Brooklyn healing collective Harriet’s Apothecary cures communities of color with ancient remedies
July 28, 2017
Moving past the bounds of stereotype and expectation, the medicine that trans, queer, & cis women work to concoct is the antidote to oppression. They use ancient tradition and earth-based remedies to nurture spirits in the most natural way possible, providing an enriching sanctuary for people of color. These black, brown and indigenous women reshape the definition of health while honoring those who laid the path to it.
Founded by Nigerian-born shaman/artist Adaku Utah who–inspired by Harriet Tubman’s dedication to black liberation–dedicates her practice to ancestors past, the collective (including fellow healers Natalie Sablon, Selome Araya, + Taja Lindley) combats internalized trauma and its coinciding ailments from the ground up.
Offering various therapies such as counseling, oil therapy, Reiki, bodywork, sound healing, massage, guided meditation, and justice workshops, the collective works on sliding-scale, making the journey to wellness accessible to all.

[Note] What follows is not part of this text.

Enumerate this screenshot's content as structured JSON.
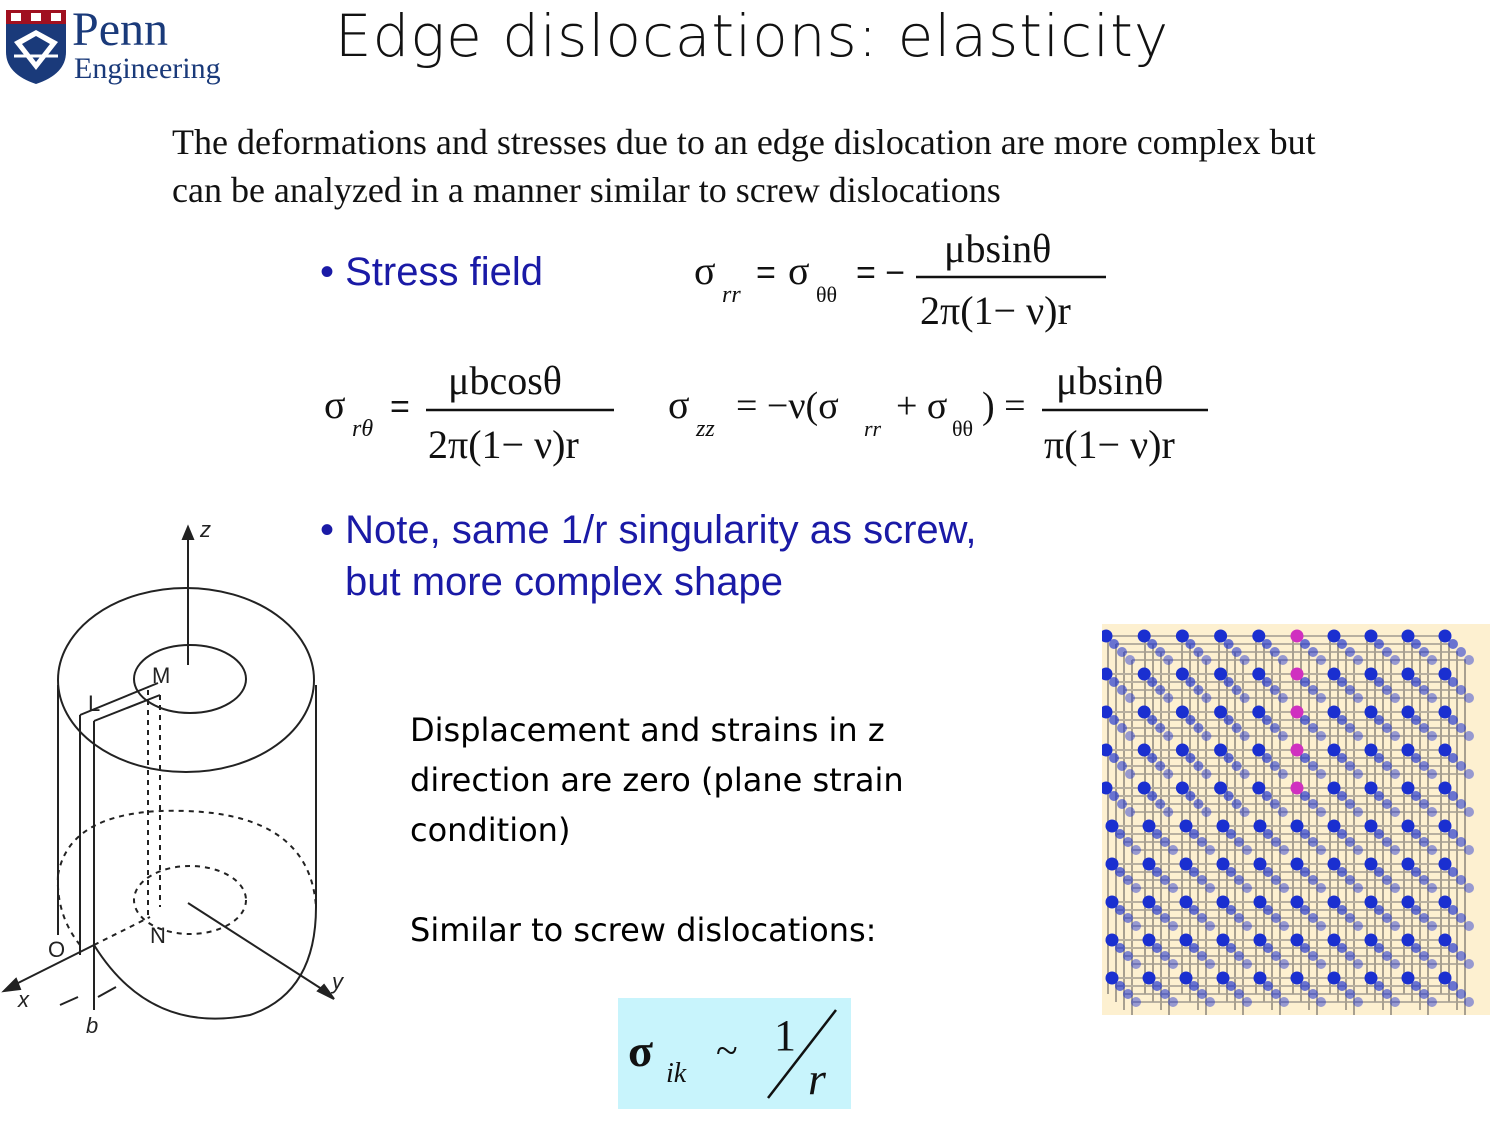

Spaces like these are so essential, yet under-recognized. In Utah’s own words from a recent interview with Elle Magazine:
“My healing starts with the recognition that I have pain and recognizing that my pain is sourced from either anti-Black racism, generational trauma or […] the way that I’ve been socially constructed to treat my body.”
Living in such a fast-paced society, one rarely stops to truly asses their well-being–nor are they encouraged to. The healers of Harriet’s Apothecary take it a step further, and while finding the tie between spirituality, activism, and self-care they succeed in mending not just the individual, but their relationship to society as well.
This is more than a collective, it is a haven. As one allows their body to receive Harriet’s artistry, their psyche is cleansed and their questions are answered.